Несколько секунд мать молчала. Сдедуктирует или нет?
— Ты делаешь знакомой шлюхе татуировку. Хорошо. Как только закончишь — сразу ко мне.
Как же с ней скучно. Никогда не ошибается! То есть дедукция, конечно, была не бог весть какая сложная. Он сам сказал «дозолотить». Понятно, что татуировку — мать ведь знает про увлечение сына. Приличная жительница города Нью-Йорка татуировать себя не станет — только какая-нибудь гризетка. Элементарно, Уатсон.
— Буду через час... — вздохнул блондин. — Слушай, я тут вспоминаю историю моего рождения. Ты мне рассказывала про молнию, но без подробностей. Можешь еще раз, подетальней?
— Зачем тебе?
Эдриан сахарно улыбнулся, медовым голосом сказал:
— Когда ты хочешь у меня что-то узнать, я не спрашиваю тебя зачем. — Такая у него была повадка: чем резче смысл, тем мягче тон. — Ты хочешь, чтобы впредь спрашивал? Это сильно осложнит нашу коммуникацию.
— Fair enough*, — признала мать. В разговоре с сыном она иногда соскальзывала на английский. Эдриан — никогда. Он любил аккуратность: по-русски так по-русски. — Хорошо, слушай.
Тронув девушку за плечо, чтоб снова легла, Эдриан прижал трубку к уху плечом, обмакнул иглу в золото.
— Если б я знала, что беременна, ты не появился бы на свет. Я не собиралась заводить ребенка, — обычным спокойным тоном начала Мэри. — Я возвращалась из России через Германию в июле четырнадцатого года. Граница с Францией закрылась, пришлось ехать через Швейцарию. Добиралась я туда на автомобиле — все поезда были заняты мобилизованными. На перевале в Альпах во время грозы прямо в машину попала молния. Шофера убило, я пролежала месяц без сознания. Потом очнулась, но организм долго не приходил в себя. Я спохватилась, что нет месячных, когда делать аборт было уже поздно.

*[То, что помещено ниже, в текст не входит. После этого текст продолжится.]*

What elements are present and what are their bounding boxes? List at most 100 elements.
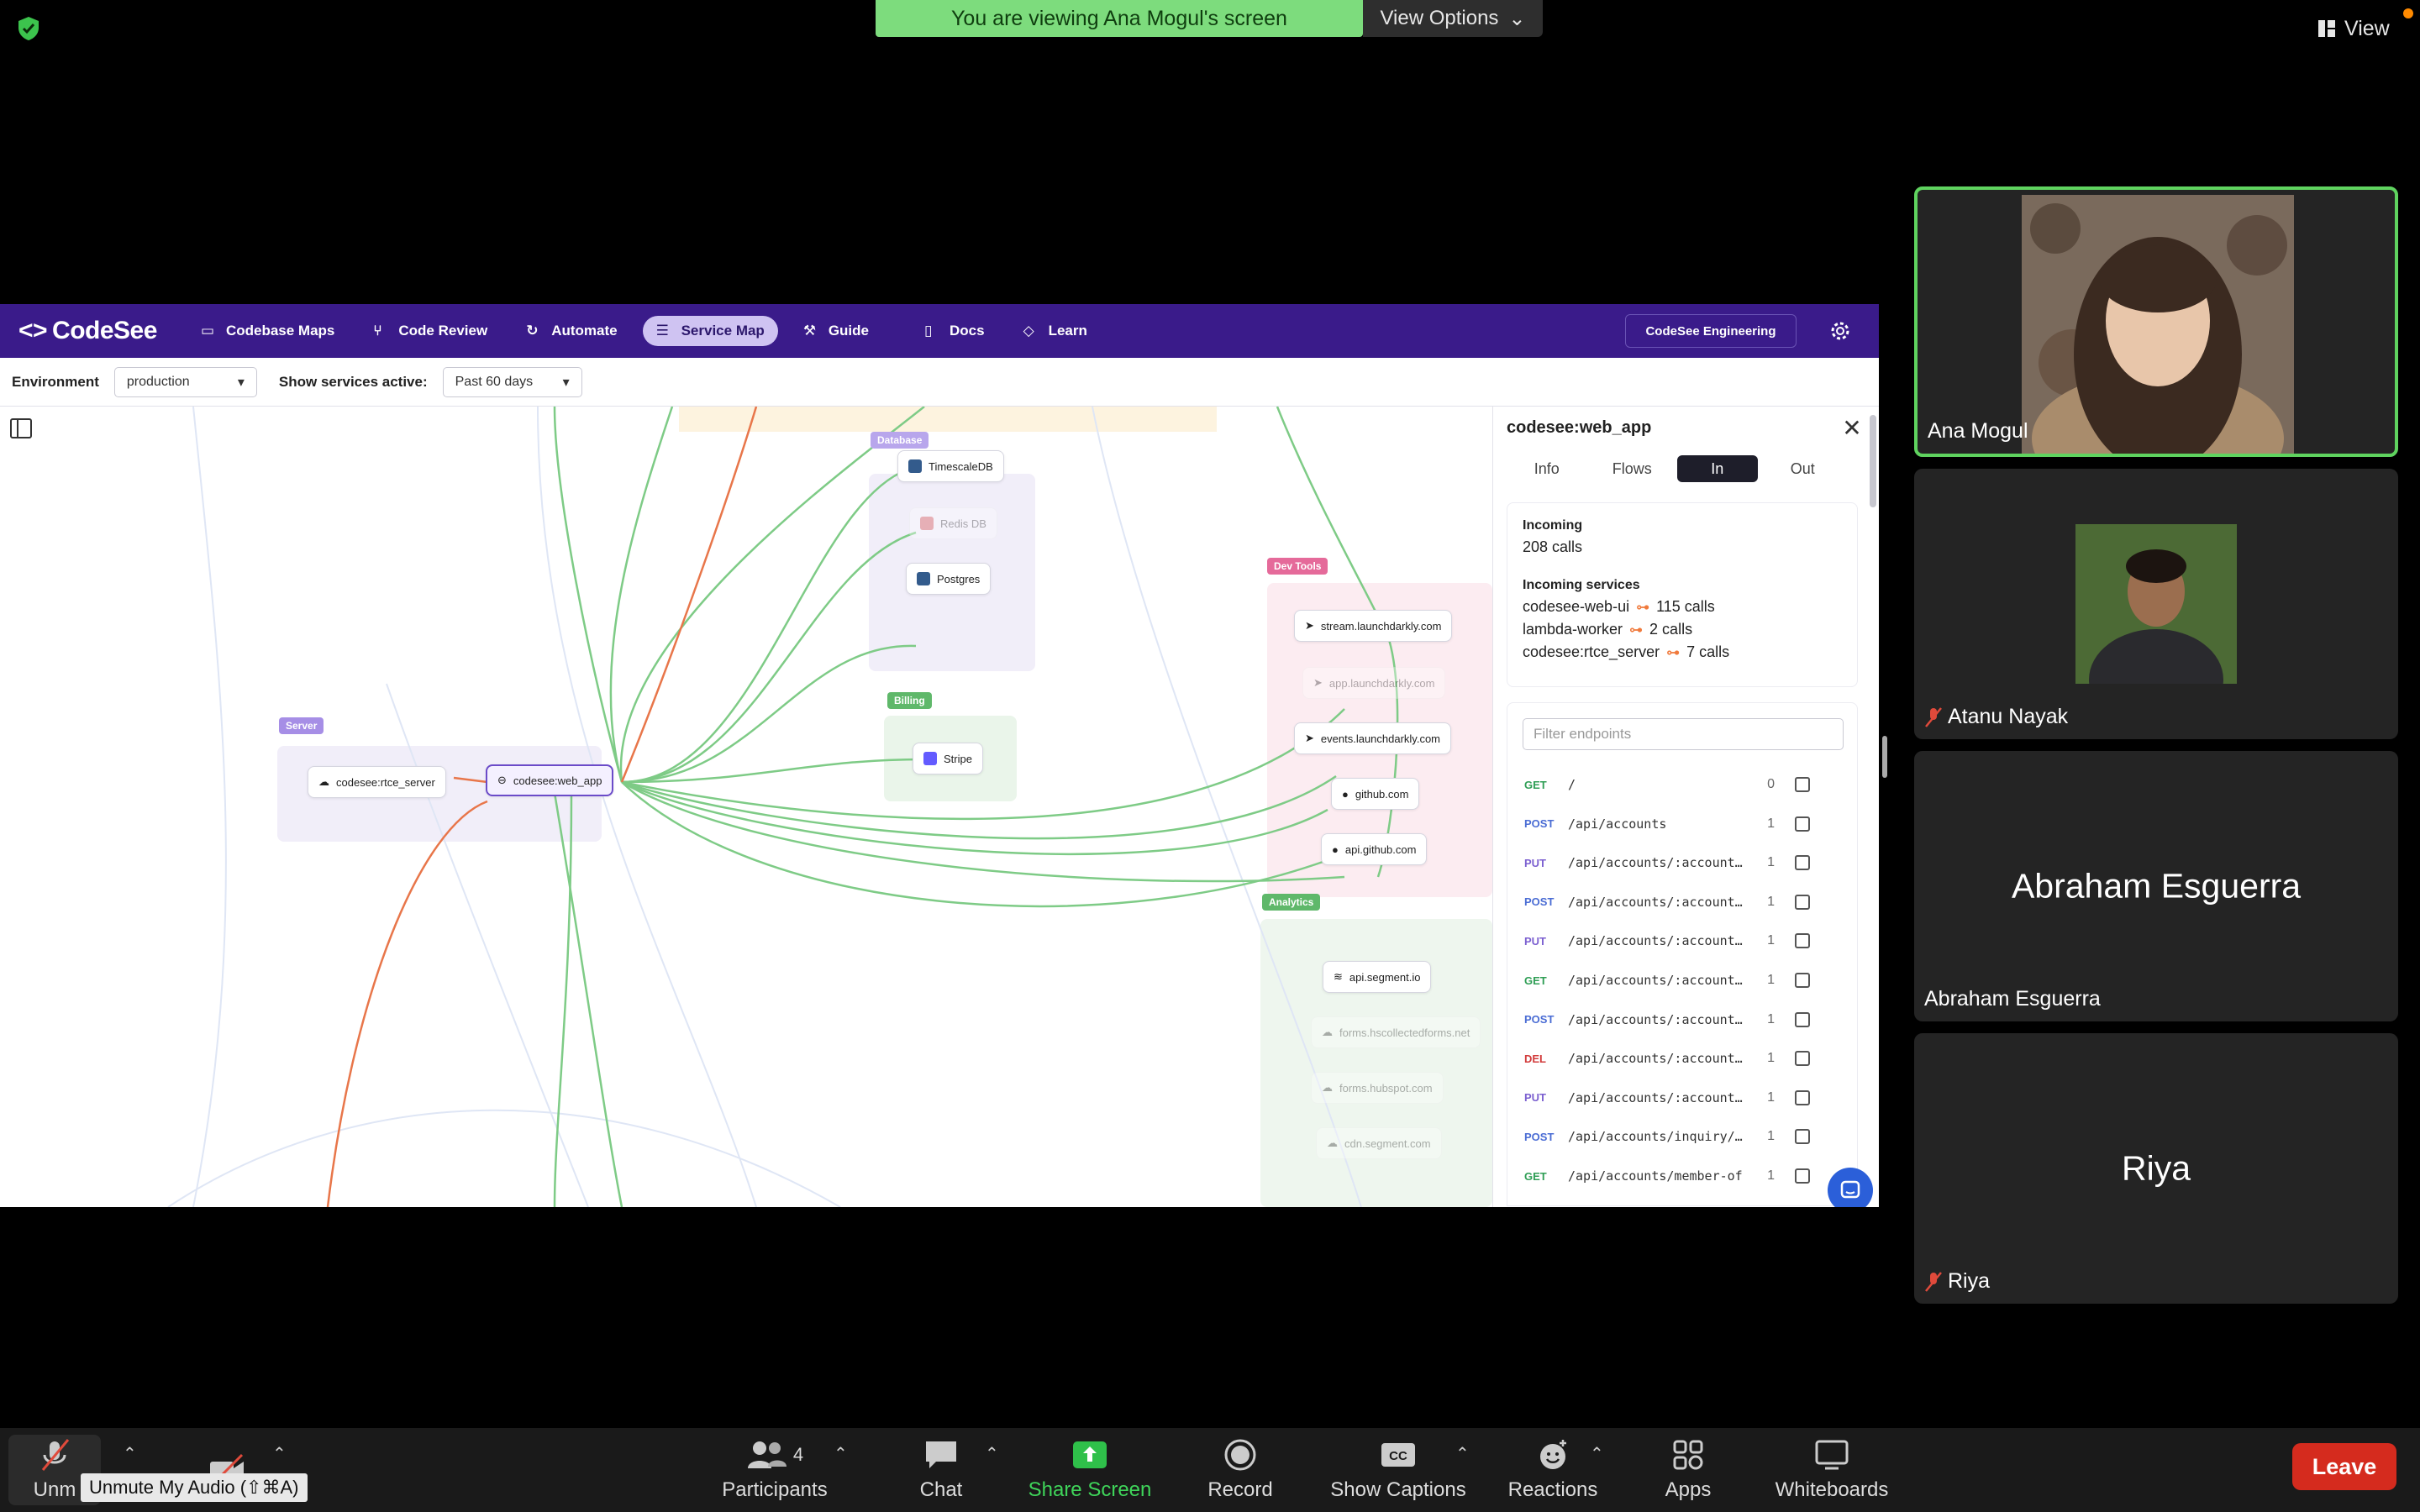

Эдриан наморщил нос. Он был натурой утонченной, материнская привычка называть вещи своими именами его иногда эпатировала.
— Вот и вся история.
— А кто мой отец?
— Молния. Если б не она, ты бы на свет не появился.
И разъединилась.
А Эдриан как раз завершил свой шедевр. Дракон был совершенство — ни убавить, ни прибавить.
— Придется тебе неделю-другую не работать на спине, пока не заживет, — сказал он.
Взволнованная японскими картинками Китти приподнялась на локтях и коленях.
— Потренируемся?
— Не могу. Мне нужно к мамá.
За глаза он запросто мог Мэри так называть. В лицо это было бы невообразимо, только по имени.
Китти немного расстроилась, но не обиделась. Женщины на Эдриана Ларра никогда не обижались.